March 25, 2010 | Unregistered CommenterBill

You're right - thanks for your reaction to my comment. I was indeed using a very broad term, 'Zionism', incorrectly to refer to particular and more modern currents of Zionism. I should have said I have come to be against 'Nationalist Zionism' (forerunners of the Likud Party) and 'Religious Zionism' (proponents of Jewish settlement in the West Bank and Jewish control over all of Jerusalem).

RE 'anti-Israel', I'm personally reluctant to use 'anti- + country of choice' to mean 'anti-government of country of choice' because of the possible confusion between the country and its government.

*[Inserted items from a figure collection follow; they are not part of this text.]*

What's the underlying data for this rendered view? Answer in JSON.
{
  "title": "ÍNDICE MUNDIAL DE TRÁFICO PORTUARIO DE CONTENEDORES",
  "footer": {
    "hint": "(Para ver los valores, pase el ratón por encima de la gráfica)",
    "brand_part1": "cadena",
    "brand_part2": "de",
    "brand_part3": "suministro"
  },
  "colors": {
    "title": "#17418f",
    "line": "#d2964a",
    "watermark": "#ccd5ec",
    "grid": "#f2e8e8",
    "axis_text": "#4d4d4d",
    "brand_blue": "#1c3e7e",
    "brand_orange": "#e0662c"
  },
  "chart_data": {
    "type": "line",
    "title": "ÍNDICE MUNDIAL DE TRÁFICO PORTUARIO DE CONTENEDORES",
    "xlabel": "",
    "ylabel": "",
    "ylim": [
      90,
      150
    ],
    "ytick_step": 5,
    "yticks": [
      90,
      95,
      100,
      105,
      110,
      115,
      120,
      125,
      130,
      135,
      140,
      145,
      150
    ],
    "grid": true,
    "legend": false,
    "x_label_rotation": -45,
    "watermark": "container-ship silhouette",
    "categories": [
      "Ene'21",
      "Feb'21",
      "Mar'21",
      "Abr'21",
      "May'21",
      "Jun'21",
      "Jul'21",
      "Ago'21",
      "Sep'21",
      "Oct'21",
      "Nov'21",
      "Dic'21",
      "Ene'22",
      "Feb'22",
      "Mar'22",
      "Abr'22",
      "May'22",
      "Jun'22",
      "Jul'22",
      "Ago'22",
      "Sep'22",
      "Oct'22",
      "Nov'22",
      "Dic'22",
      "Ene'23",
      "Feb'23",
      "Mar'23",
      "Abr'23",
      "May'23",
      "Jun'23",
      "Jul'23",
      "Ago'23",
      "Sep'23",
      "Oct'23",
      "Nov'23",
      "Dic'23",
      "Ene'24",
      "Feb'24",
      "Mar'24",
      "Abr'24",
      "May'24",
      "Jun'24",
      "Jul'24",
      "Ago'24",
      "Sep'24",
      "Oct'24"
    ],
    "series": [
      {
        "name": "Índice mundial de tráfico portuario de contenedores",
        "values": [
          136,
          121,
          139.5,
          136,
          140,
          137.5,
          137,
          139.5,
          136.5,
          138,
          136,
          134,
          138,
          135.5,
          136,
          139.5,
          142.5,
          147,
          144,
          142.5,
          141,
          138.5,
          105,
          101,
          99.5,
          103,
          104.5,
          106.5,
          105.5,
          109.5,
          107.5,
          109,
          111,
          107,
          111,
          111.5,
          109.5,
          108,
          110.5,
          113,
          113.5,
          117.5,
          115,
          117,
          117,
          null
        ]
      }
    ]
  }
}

But as you point out, the article we were discussing clearly points out that the common usage of 'anti-Israel' refers to the government and its policies. So in the interest of absolute clarity :-), let me re-phrase my comment: I'm not against the country of Israel but I am against Israel maintaining control of the West-Bank and East Jerusalem, the full-scale war against and blockade of Gaza, Jewish settlement beyond Israel’s internationally recognised,pre-1967, the "Wall" and a host of discriminatory laws and practices that target Palestinians and Israeli Arabs.

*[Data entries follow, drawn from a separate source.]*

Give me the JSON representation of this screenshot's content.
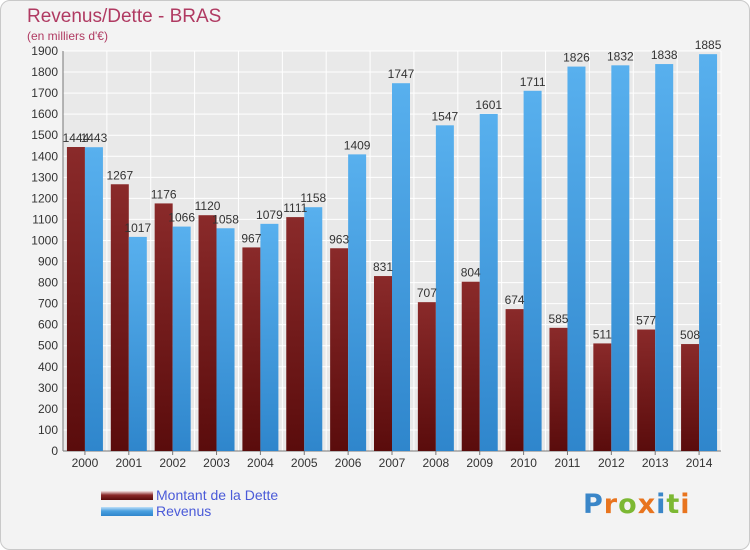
{
  "title": "Revenus/Dette - BRAS",
  "subtitle": "(en milliers d'€)",
  "logo": {
    "text": "Proxiti",
    "letters": [
      "P",
      "r",
      "o",
      "x",
      "i",
      "t",
      "i"
    ],
    "colors": [
      "#3a86c8",
      "#e8741e",
      "#7cb833",
      "#e8741e",
      "#3a86c8",
      "#7cb833",
      "#e8741e"
    ]
  },
  "colors": {
    "dette": "#7a1c1c",
    "revenus": "#4aa0e0",
    "background": "#f3f3f3",
    "grid": "#ffffff",
    "title": "#b03a62"
  },
  "chart_data": {
    "type": "bar",
    "categories": [
      "2000",
      "2001",
      "2002",
      "2003",
      "2004",
      "2005",
      "2006",
      "2007",
      "2008",
      "2009",
      "2010",
      "2011",
      "2012",
      "2013",
      "2014"
    ],
    "series": [
      {
        "name": "Montant de la Dette",
        "values": [
          1444,
          1267,
          1176,
          1120,
          967,
          1111,
          963,
          831,
          707,
          804,
          674,
          585,
          511,
          577,
          508
        ]
      },
      {
        "name": "Revenus",
        "values": [
          1443,
          1017,
          1066,
          1058,
          1079,
          1158,
          1409,
          1747,
          1547,
          1601,
          1711,
          1826,
          1832,
          1838,
          1885
        ]
      }
    ],
    "ylim": [
      0,
      1900
    ],
    "yticks": [
      0,
      100,
      200,
      300,
      400,
      500,
      600,
      700,
      800,
      900,
      1000,
      1100,
      1200,
      1300,
      1400,
      1500,
      1600,
      1700,
      1800,
      1900
    ],
    "grid": true,
    "legend": "bottom-left"
  }
}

I could list just as many policies, actions and activities on the part of Fatah and Hamas that I'm against, too, but that's not what you asked about. ;-)

March 25, 2010 | Unregistered CommenterCatherine

What about all of the "discriminatory laws and practices" in the Arab countries against Jews, Christians, and other non-Muslims? Nobody ever mentions that.

March 25, 2010 | Unregistered CommenterDave

Catherine -

As usual..we are again in agreement!

March 25, 2010 | Unregistered CommenterBijan

Parvati-Roma posted a very well-written article by Uri Avnery about how he sees Netanyahu's role in the current stand-off between Israel and the US. I didn't see you in the comments of that thread so I hope you're still subscribed to this one.
On the Road to Canossa
by Uri Avnery / March 27th, 2010

March 28, 2010 | Unregistered CommenterCatherine

To Bill - Muslims are NOT opposed to Jews having a state. But what they are opposed to is building their state on Muslim land or for that matter on any land illegally acquired. Most of Israel is built upon land that did not belong to the Jews who moved there. Much of it was acquired through terrorism (the Stern gang!), use of force, ethnic cleansing and legal ploys which are still used in in building Jewish settlements on Arab land, whether Christian or Muslim. Why are the Muslims and Christians of Palestine being punished for the crimes that European Christians inflicted upon their Jewish neighbours in the concentration camps of Europe. It has been sixty years since Israel has been inflicted upon the Palestinian Muslims, Christians and indeed some Jews too, it is time that the US and its European allies give notice to Israel's right wing extremist government to either comply without fail with all UN resolutions and international norms or face sanctions and retaliatory attacks if it remains defiant. Let us see these powers use the same tactics that they have used against IRI against their spoilt brat who even many Jews regard as an abomination of everything their noble faith teaches and as the most un-Jewish of states.

Or is EA too afraid to speak and affirm the Enduring Truth when it comes to the bully that Israel is and rather pick on that puny and sprightly little kid - Iran (in comparison - Israel 200-400 nukes v/s Iran 0 (to date).